Es ist diese Unterbrechung vom Alltag, die dich zurück ins Hier und Jetzt bringt. Statt To-do-Listen abzuarbeiten, lässt du deine Gedanken einfach fließen.
Kreativität ohne Druck
Vielleicht denkst du jetzt: „Schön und gut, aber ich habe doch keine Zeit, mich hinzusetzen und zu basteln.“
Und genau hier liegt das Problem. Wir haben gelernt, Kreativität als „Luxus“ zu sehen – etwas, das wir machen, wenn alles andere erledigt ist. Doch genau dann passiert es nie.
Wir stellen uns vor, dass es ein großes Projekt sein muss, mit perfektem Ergebnis.
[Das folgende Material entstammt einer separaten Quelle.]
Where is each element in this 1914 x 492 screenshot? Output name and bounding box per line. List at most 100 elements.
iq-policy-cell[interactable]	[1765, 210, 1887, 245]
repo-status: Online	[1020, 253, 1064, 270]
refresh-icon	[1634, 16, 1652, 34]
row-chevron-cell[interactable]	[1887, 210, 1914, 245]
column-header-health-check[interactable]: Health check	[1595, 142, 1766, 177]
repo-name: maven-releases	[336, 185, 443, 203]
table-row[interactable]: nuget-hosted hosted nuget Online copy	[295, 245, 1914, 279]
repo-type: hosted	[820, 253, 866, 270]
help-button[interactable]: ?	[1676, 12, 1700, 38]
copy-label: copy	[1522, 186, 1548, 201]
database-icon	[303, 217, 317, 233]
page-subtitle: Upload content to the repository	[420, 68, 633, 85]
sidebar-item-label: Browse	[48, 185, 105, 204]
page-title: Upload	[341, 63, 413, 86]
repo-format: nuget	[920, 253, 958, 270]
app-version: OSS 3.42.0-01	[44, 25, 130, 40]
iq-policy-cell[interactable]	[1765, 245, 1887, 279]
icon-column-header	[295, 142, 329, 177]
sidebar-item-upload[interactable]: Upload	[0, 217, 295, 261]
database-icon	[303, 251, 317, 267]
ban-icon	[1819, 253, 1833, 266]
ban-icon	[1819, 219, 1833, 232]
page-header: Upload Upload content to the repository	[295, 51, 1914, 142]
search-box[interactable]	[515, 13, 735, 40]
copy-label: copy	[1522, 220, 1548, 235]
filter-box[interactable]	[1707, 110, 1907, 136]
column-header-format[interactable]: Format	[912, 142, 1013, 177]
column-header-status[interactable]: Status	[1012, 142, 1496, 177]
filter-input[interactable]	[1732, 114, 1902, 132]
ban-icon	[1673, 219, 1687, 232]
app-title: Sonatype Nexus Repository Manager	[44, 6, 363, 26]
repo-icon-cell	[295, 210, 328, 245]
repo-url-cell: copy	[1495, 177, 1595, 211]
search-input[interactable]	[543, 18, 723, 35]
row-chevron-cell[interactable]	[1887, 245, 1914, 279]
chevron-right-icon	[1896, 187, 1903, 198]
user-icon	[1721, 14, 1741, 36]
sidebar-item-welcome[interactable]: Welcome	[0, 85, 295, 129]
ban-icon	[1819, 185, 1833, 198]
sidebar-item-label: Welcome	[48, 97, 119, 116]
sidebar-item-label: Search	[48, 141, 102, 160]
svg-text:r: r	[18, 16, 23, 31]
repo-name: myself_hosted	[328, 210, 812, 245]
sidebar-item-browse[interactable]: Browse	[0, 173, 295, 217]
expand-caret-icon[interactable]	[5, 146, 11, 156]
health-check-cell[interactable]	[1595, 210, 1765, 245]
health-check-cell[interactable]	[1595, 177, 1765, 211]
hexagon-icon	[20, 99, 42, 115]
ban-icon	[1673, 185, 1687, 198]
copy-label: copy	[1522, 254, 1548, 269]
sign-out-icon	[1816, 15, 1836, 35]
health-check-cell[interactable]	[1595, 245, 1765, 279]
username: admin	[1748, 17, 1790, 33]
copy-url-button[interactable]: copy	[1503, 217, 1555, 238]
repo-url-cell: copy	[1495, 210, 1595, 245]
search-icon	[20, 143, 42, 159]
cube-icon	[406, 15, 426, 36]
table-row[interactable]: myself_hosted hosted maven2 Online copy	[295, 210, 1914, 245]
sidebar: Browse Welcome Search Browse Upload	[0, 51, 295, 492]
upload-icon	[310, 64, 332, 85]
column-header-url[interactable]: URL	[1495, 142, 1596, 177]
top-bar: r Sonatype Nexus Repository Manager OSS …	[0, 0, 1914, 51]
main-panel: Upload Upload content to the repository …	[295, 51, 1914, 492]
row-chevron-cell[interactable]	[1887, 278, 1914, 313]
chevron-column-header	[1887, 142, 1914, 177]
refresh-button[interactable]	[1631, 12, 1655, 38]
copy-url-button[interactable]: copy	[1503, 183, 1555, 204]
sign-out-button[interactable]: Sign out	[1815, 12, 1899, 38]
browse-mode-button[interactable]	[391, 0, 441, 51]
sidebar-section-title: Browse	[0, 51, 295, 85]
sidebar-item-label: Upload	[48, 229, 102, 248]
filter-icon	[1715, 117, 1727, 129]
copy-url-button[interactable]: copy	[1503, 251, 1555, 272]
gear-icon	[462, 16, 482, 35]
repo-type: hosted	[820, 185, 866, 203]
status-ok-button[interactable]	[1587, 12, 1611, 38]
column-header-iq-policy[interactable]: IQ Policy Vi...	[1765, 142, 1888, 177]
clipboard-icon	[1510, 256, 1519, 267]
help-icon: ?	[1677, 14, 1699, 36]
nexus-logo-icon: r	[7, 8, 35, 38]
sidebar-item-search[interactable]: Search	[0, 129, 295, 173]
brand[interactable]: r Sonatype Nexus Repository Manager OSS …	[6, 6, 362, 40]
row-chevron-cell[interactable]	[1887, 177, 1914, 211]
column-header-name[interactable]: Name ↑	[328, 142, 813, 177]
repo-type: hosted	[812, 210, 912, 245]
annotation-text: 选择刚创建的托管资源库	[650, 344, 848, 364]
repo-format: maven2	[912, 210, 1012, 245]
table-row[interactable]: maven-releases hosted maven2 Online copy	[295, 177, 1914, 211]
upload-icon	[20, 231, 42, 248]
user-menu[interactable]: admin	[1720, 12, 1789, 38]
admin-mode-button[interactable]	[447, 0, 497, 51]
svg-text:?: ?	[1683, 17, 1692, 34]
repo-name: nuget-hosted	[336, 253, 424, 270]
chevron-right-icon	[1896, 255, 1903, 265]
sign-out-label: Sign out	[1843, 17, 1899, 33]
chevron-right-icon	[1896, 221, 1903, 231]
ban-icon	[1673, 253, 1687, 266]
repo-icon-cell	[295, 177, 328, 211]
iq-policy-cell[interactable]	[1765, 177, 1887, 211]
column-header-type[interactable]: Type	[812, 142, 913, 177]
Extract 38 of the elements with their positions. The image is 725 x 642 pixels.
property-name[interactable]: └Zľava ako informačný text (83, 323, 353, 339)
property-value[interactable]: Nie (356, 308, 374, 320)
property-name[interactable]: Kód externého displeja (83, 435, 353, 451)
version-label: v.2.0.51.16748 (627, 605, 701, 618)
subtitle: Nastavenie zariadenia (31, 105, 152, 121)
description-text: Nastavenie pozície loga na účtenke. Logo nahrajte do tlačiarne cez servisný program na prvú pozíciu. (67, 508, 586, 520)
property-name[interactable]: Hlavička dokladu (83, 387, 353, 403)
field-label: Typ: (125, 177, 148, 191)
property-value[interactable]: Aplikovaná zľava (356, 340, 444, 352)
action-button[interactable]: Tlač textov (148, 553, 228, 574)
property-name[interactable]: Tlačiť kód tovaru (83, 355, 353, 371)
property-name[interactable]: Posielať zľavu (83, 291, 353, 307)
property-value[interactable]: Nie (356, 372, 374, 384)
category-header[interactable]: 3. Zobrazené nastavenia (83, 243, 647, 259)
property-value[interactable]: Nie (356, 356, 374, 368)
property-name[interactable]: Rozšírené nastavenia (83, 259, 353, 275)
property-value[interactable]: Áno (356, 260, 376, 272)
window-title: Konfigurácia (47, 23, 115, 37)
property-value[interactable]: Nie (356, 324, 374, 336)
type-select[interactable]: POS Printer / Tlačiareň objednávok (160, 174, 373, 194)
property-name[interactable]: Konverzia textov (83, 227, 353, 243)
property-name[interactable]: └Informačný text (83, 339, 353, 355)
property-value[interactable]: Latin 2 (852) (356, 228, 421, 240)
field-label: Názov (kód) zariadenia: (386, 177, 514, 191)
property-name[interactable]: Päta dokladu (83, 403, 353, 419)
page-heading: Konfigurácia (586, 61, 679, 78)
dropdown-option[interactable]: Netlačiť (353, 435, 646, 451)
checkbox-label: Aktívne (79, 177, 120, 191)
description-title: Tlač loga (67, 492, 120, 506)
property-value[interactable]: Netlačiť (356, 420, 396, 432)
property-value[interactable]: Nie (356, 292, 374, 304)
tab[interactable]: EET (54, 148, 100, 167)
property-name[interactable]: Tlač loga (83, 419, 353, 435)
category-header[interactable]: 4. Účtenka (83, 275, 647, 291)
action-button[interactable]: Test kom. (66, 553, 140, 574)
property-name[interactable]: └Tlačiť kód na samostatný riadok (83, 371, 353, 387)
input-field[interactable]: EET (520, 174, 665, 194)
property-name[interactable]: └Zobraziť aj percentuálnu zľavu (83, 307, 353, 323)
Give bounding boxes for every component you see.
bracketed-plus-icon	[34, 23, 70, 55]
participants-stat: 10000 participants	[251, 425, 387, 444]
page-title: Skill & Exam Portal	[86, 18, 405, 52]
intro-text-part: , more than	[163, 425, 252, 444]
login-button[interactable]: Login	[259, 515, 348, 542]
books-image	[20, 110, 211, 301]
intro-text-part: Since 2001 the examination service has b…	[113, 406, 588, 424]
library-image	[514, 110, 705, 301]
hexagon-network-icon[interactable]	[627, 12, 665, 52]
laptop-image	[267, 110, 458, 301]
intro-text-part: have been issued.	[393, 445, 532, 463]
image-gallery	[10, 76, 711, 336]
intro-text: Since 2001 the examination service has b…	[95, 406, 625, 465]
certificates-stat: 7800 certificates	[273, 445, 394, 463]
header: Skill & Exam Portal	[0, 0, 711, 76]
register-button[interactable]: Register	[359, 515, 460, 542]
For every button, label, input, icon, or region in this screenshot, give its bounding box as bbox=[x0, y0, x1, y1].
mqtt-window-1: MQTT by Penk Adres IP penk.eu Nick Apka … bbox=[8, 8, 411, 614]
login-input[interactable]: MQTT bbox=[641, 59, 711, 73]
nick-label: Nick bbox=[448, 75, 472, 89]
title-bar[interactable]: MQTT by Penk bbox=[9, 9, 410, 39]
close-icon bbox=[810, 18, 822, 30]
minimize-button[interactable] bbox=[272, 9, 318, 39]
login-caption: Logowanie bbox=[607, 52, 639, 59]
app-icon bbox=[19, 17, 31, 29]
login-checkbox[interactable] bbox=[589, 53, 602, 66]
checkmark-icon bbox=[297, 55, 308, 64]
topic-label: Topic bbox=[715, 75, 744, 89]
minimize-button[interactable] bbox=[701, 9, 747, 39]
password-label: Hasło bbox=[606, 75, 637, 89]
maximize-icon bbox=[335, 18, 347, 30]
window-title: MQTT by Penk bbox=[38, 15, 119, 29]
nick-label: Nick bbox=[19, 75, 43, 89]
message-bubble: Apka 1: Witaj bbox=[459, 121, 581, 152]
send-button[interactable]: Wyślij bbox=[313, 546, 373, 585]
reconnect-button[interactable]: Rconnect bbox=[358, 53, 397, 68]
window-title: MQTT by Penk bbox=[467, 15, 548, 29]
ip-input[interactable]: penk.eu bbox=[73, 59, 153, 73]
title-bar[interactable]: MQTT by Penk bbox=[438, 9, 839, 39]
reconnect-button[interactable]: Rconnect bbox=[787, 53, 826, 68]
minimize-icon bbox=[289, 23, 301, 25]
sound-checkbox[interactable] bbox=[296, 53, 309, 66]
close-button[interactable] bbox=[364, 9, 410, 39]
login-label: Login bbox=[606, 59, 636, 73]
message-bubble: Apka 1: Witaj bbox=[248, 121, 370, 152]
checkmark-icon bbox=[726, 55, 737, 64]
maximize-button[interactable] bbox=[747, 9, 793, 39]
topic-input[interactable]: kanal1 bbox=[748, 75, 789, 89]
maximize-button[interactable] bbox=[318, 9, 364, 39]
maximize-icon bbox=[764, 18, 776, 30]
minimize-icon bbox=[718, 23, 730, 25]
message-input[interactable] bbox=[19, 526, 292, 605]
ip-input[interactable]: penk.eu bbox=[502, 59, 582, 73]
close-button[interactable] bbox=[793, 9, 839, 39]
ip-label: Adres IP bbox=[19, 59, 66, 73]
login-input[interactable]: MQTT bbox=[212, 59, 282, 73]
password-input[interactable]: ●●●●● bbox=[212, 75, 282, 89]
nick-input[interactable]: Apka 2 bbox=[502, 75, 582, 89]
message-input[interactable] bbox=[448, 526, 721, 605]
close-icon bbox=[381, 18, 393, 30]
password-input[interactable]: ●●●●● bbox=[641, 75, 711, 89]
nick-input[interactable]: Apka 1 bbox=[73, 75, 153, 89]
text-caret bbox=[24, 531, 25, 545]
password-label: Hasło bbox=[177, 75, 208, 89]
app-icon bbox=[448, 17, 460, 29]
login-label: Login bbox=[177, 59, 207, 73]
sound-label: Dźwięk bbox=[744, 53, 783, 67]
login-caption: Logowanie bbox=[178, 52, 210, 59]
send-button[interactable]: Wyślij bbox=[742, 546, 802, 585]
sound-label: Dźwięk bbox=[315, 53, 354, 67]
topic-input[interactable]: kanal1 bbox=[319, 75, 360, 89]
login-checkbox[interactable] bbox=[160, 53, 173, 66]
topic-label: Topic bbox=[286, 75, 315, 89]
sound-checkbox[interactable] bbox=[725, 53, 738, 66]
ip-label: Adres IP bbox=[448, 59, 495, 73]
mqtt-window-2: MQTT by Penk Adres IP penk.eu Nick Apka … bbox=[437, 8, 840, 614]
Vielleicht erinnerst du dich noch an den Kunstunterricht in der Schule, wo ein Bild benotet wurde – und dieses Gefühl, nicht „gut genug“ zu sein, sitzt bei vielen bis heute tief.
Dabei ist der Wert einer Kreativpause nicht das Ergebnis, sondern der Prozess. Es geht nicht darum, ob die Collage am Ende in eine Galerie könnte. Es geht darum, dass du dir erlaubst, einfach zu spielen. Und ja, auch Erwachsene dürfen spielen.
„Kreativität ist kein Luxus, sondern ein Reset-Knopf für deinen Alltag.“
Was eine kleine Bastelpause bewirkt
Das Schöne an einer Kreativpause ist: Sie wirkt oft schon nach wenigen Minuten.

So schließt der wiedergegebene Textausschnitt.